Il film sperimenta una sorta di rivisitazione parodistica della storia originale, colma di riferimenti culturali sugli anni ’90,  rivolgendosi alle sonorità musicali del rap/hip-hop italiano di quel periodo. Seppur prodotto da Carlo Verdone e caricato di grosse aspettative, il film si rivelò — parole loro — “un vero fiasco". Eppure, non tutto il male viene per nuocere, infatti, la loro svolta artistica nasce proprio da questo imprevisto scivolone. I Manetti, delusi, compresero ben presto di doversi scrollare di dosso ambizioni imposte dall’esterno e budget di produzione troppo elevati: il loro ethos lavorativo, adesso, consiste nell’utilizzare soltanto le risorse necessarie a realizzare la loro visione, né di meno né di più; una scelta che, come fanno umoristicamente notare, sconvolge molti dei loro colleghi. D’altronde, mantenere una sfacciata libertà artistica in un paese noto per tarpare le ali a chiunque la coltivi (e che, quindi, genera un facile circolo vizioso di auto-soppressione) facilmente genera sconvolgimento. 

Un altro buffo aneddoto riguarda una delle loro più famose creazioni, la fiction Rai L’ispettore Coliandro, un esempio di come il loro spirito naturalmente innovativo e dissacratorio sappia trasfondersi anche su strutture narrative diverse. Persino in Rai, infatti, i due fratelli sono riusciti a impressionare la rete, proprio grazie alle riprese della serie, nella quale viene fatto un frequente uso di sequenze al rallentatore, una tecnica di ripresa inusuale nell’ambito della fiction. Questo è un esempio emblematico, non solo della sete di novità che piaga il palinsesto televisivo nazionale - in cui anche qualcosa di così ordinario come il ralenti diventa contro-tendenza - ma anche della loro fantasia pura e sbrigliata. 

I Manetti bros, tuttavia, non pretendono né di essere originali, né di costruire nuovi generi: tutto ciò che mettono nei loro film esiste già, è sotto gli occhi di tutti e, sopratutto, è disponibile per essere usato e rimestato in una forma nuova. 

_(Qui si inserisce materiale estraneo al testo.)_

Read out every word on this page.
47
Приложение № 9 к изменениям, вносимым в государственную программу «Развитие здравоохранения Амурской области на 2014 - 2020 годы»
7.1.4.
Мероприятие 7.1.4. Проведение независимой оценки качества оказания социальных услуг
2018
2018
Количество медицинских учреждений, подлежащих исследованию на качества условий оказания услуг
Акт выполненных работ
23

Il loro citazionismo un po’ tarantiniano agli horror a-là Dario Argento, alla sceneggiata napoletana e al crime-noir di Diabolik — che possa andare a genio o no al grande pubblico o alla critica più altezzosa — trova le sue radici in un’innegabile amore per il cinema, i libri e i fumetti; per le storie in generale e per la loro profana sacralità.

Che poi, come effetto collaterale dei loro sforzi creativi senza pretese e delle loro muse, nascano film che effettivamente rivoluzionano o danno respiro al nostro cinema, non possiamo che esserne soddisfatti. Antonio Manetti, a questo proposito, raccontandoci di Zora e di Coliandro, non perde occasione per incoraggiare, infatti, a credere nelle proprie idee e a dimenticare il preconcetto infondato che spesso vede impossibile il dialogo fra autori, creativi  e produttori. 

Da questo incontro, non si può che uscire speranzosi quindi, ma sopratutto con la consapevolezza che, costruendo ed elaborando al meglio le proprie idee, mantenendo autentica e significativa la propria visione da autore, gli aspiranti creativi, come il sottoscritto, avranno sempre la possibilità di realizzare le proprie visioni; visioni che, forse, non sono così lontane come pensiamo.